Studying the program between March and October 2020, the inspector general discovered more than $16 billion in potential fraud in key risk areas last year. But the watchdog had warned in recent months that the total was likely to rise, perhaps significantly. Testing before Congress in March, Turner said there may have been $163 billion in overpayments, a term that includes both fraud and money wrongly sent to innocent Americans.

The amount was a projection, based on a sample of federal spending to calculate possible fraud on the nearly $900 billion in unemployment benefits paid during the pandemic. But the figure raises the possibility that the inspector general’s latest update, $45.6 billion, could continue to climb as it further investigates claims data.

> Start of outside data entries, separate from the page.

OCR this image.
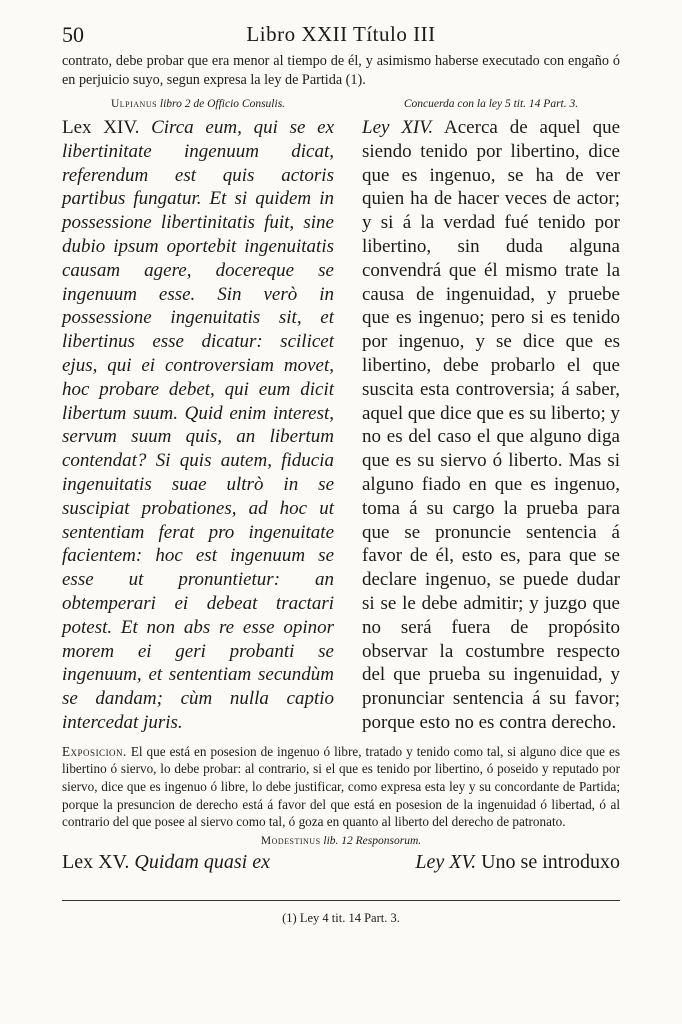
50	Libro XXII Título III

contrato, debe probar que era menor al tiempo de él, y asimismo haberse executado con engaño ó en perjuicio suyo, segun expresa la ley de Partida (1).

Ulpianus libro 2 de Officio Consulis.

Lex XIV. Circa eum, qui se ex libertinitate ingenuum dicat, referendum est quis actoris partibus fungatur. Et si quidem in possessione libertinitatis fuit, sine dubio ipsum oportebit ingenuitatis causam agere, docereque se ingenuum esse. Sin verò in possessione ingenuitatis sit, et libertinus esse dicatur: scilicet ejus, qui ei controversiam movet, hoc probare debet, qui eum dicit libertum suum. Quid enim interest, servum suum quis, an libertum contendat? Si quis autem, fiducia ingenuitatis suae ultrò in se suscipiat probationes, ad hoc ut sententiam ferat pro ingenuitate facientem: hoc est ingenuum se esse ut pronuntietur: an obtemperari ei debeat tractari potest. Et non abs re esse opinor morem ei geri probanti se ingenuum, et sententiam secundùm se dandam; cùm nulla captio intercedat juris.

Concuerda con la ley 5 tit. 14 Part. 3.

Ley XIV. Acerca de aquel que siendo tenido por libertino, dice que es ingenuo, se ha de ver quien ha de hacer veces de actor; y si á la verdad fué tenido por libertino, sin duda alguna convendrá que él mismo trate la causa de ingenuidad, y pruebe que es ingenuo; pero si es tenido por ingenuo, y se dice que es libertino, debe probarlo el que suscita esta controversia; á saber, aquel que dice que es su liberto; y no es del caso el que alguno diga que es su siervo ó liberto. Mas si alguno fiado en que es ingenuo, toma á su cargo la prueba para que se pronuncie sentencia á favor de él, esto es, para que se declare ingenuo, se puede dudar si se le debe admitir; y juzgo que no será fuera de propósito observar la costumbre respecto del que prueba su ingenuidad, y pronunciar sentencia á su favor; porque esto no es contra derecho.

Exposicion. El que está en posesion de ingenuo ó libre, tratado y tenido como tal, si alguno dice que es libertino ó siervo, lo debe probar: al contrario, si el que es tenido por libertino, ó poseido y reputado por siervo, dice que es ingenuo ó libre, lo debe justificar, como expresa esta ley y su concordante de Partida; porque la presuncion de derecho está á favor del que está en posesion de la ingenuidad ó libertad, ó al contrario del que posee al siervo como tal, ó goza en quanto al liberto del derecho de patronato.

Modestinus lib. 12 Responsorum.

Lex XV. Quidam quasi ex	Ley XV. Uno se introduxo
(1) Ley 4 tit. 14 Part. 3.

On Capitol Hill, Senator Ron Wyden (D-Ore.), who chairs the Senate Finance Committee that oversees unemployment benefits, praised the “strong effort to identify criminals.” But the senator on Thursday stressed the need for a legislative overhaul of the unemployment benefit system.

“I have long said that we need a national set of technology and security standards for state systems to better prevent this type of fraud, and we will continue to work to push through our reforms,” ​​he said.